I’ve tried to go back a few times since, but it’s like going back to the places you spent your evenings-out at as a young person. There’re still people there, but you don’t know who they are, and the music they’re playing is different, and the decor is different, and the guy behind the bar sure doesn’t know you…he was probably in diapers that last time you hung out there. You just don’t fit in any longer and it just feels kind of depressing.

And yet today I bought Wrath of the Lich King and now I really don’t know why. I know I’ll log in, feel incredibly lonely because my old friends are no longer there, and log out again. Maybe Cataclysm will change things up enough that WoW will feel like a new place to me.



Comments:
8
  • I hear you. I know exactly how you feel. The few times I log in to WoW, I look at the custom channel we always used to hang out in – now it’s almost always silent, or someone I hardly know have been invited.

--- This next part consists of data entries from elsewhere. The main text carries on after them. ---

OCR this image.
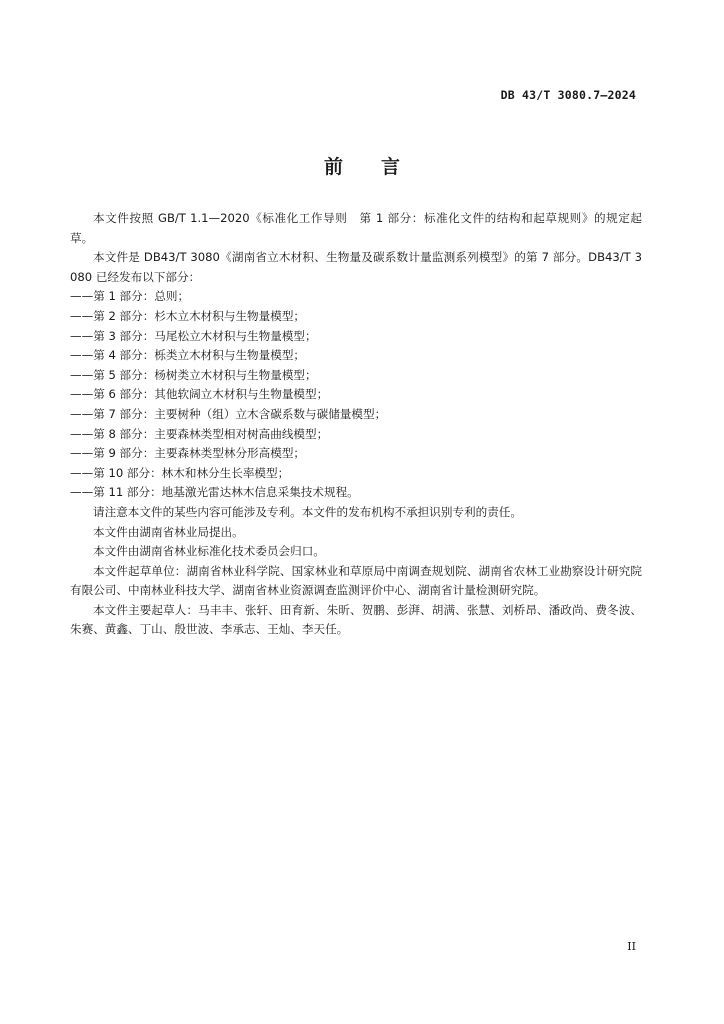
DB 43/T 3080.7—2024
前言

本文件按照 GB/T 1.1—2020《标准化工作导则　第 1 部分：标准化文件的结构和起草规则》的规定起草。

本文件是 DB43/T 3080《湖南省立木材积、生物量及碳系数计量监测系列模型》的第 7 部分。DB43/T 3080 已经发布以下部分：

——第 1 部分：总则；

——第 2 部分：杉木立木材积与生物量模型；

——第 3 部分：马尾松立木材积与生物量模型；

——第 4 部分：栎类立木材积与生物量模型；

——第 5 部分：杨树类立木材积与生物量模型；

——第 6 部分：其他软阔立木材积与生物量模型；

——第 7 部分：主要树种（组）立木含碳系数与碳储量模型；

——第 8 部分：主要森林类型相对树高曲线模型；

——第 9 部分：主要森林类型林分形高模型；

——第 10 部分：林木和林分生长率模型；

——第 11 部分：地基激光雷达林木信息采集技术规程。

请注意本文件的某些内容可能涉及专利。本文件的发布机构不承担识别专利的责任。

本文件由湖南省林业局提出。

本文件由湖南省林业标准化技术委员会归口。

本文件起草单位：湖南省林业科学院、国家林业和草原局中南调查规划院、湖南省农林工业勘察设计研究院有限公司、中南林业科技大学、湖南省林业资源调查监测评价中心、湖南省计量检测研究院。

本文件主要起草人：马丰丰、张轩、田育新、朱昕、贺鹏、彭湃、胡满、张慧、刘桥昂、潘政尚、费冬波、朱赛、黄鑫、丁山、殷世波、李承志、王灿、李天任。

II
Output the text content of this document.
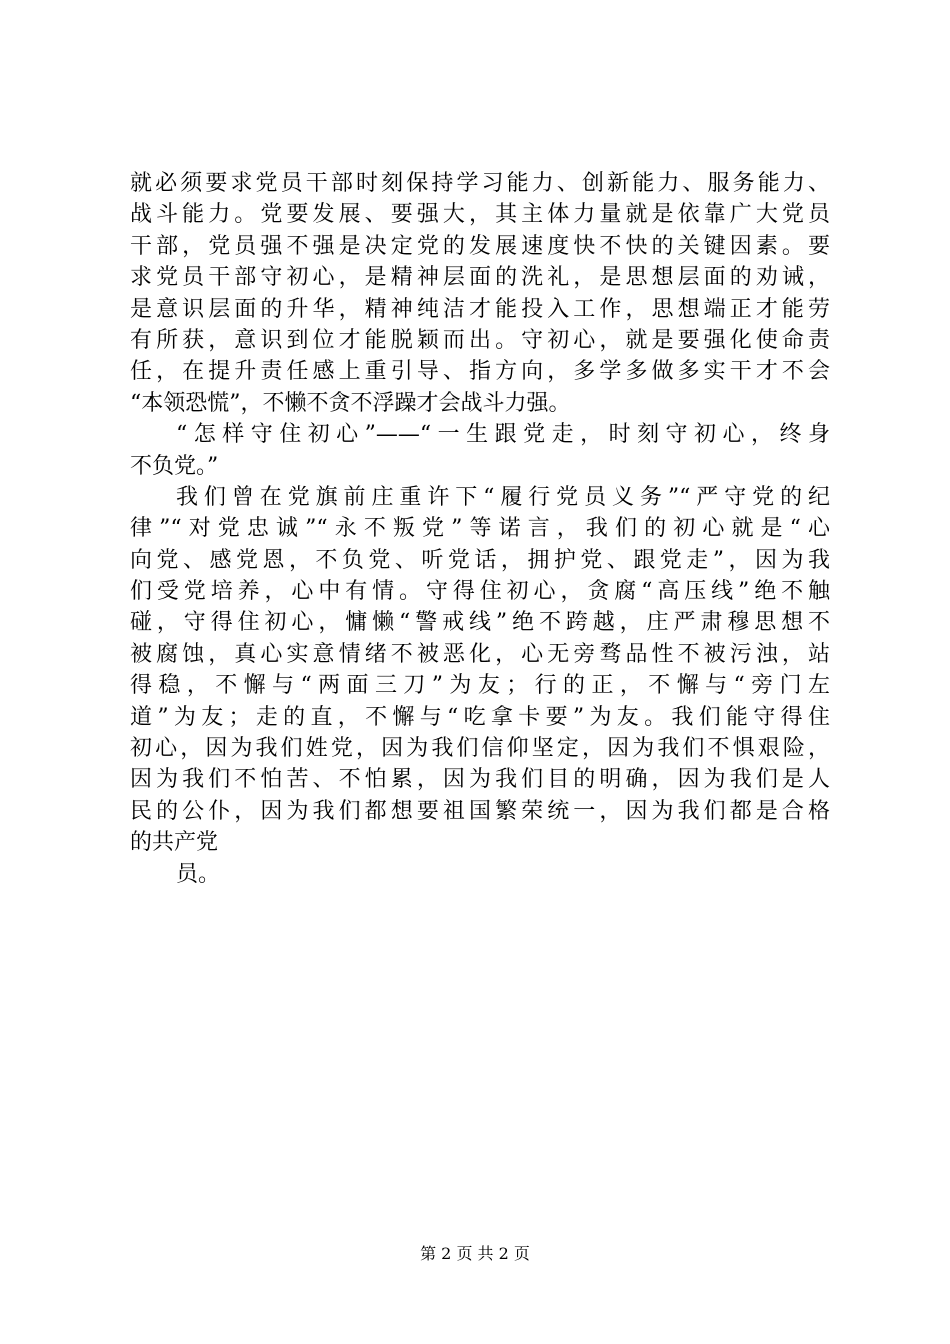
就必须要求党员干部时刻保持学习能力、创新能力、服务能力、
战斗能力。党要发展、要强大，其主体力量就是依靠广大党员
干部，党员强不强是决定党的发展速度快不快的关键因素。要
求党员干部守初心，是精神层面的洗礼，是思想层面的劝诫，
是意识层面的升华，精神纯洁才能投入工作，思想端正才能劳
有所获，意识到位才能脱颖而出。守初心，就是要强化使命责
任，在提升责任感上重引导、指方向，多学多做多实干才不会
“本领恐慌”，不懒不贪不浮躁才会战斗力强。
“怎样守住初心”——“一生跟党走，时刻守初心，终身
不负党。”
我们曾在党旗前庄重许下“履行党员义务”“严守党的纪
律”“对党忠诚”“永不叛党”等诺言，我们的初心就是“心
向党、感党恩，不负党、听党话，拥护党、跟党走”，因为我
们受党培养，心中有情。守得住初心，贪腐“高压线”绝不触
碰，守得住初心，慵懒“警戒线”绝不跨越，庄严肃穆思想不
被腐蚀，真心实意情绪不被恶化，心无旁骛品性不被污浊，站
得稳，不懈与“两面三刀”为友；行的正，不懈与“旁门左
道”为友；走的直，不懈与“吃拿卡要”为友。我们能守得住
初心，因为我们姓党，因为我们信仰坚定，因为我们不惧艰险，
因为我们不怕苦、不怕累，因为我们目的明确，因为我们是人
民的公仆，因为我们都想要祖国繁荣统一，因为我们都是合格
的共产党
员。
第 2 页 共 2 页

People have stopped playing, had kids, moved countries and servers. The community changed, the game changed. And I just miss the “good old days”. Not because the game was better, but because we just had more fun. Together.

  • Yes, yes, yes, this, yes!

    The appeal of WoW was the social scene. Now that it’s not here for me, I just don’t enjoy it as much anymore.

  • I played Guild Wars, it was my first MMO.
    Just before i started, it happened that i lost my job and got my first kid in a same month.
    In a next month, i got a new job, in next few, i moved to a new town.
    Playing with my guild mates kept me sane :)
    People in my guild knew what im going through, and hanging with them helped me a lot.
    So, yes, i know what you mean, i have been there to :)

  • Heh yeah, even in MMOs there’s something different about the middle of the night when most everyone else has finally buggered off.

    Ah, memories. Thanks for that. :D

  • Replace the words “World of Warcraft” in your article with “Everquest/Everquest 2″ and you’ve got my exact same life :) I used to play 4-8 hours a day a few years ago but now I’m married with a demanding job so I’m lucky if I get an hour a night.

  • I’m hurt. You know I still play, yet you never said a word about wanting to try again. Sis and I just started a new baby blood elf duo and are very squishy. We would love a third. Really wish you’d said something…

  • Methinks perhaps you’ve hit upon something more profound; that the general dissatisfaction people feel with most MMOs is not so much because the game has changed, but because the people have changed. I’m like you; I’ve quit WoW now until Cata, and my old guild’s drifted apart. Like you, I knew everyone and lots about them, and now…I just can’t get into that same friendship with other people. I don’t know why, but the fact that I can’t has really killed WoW for me.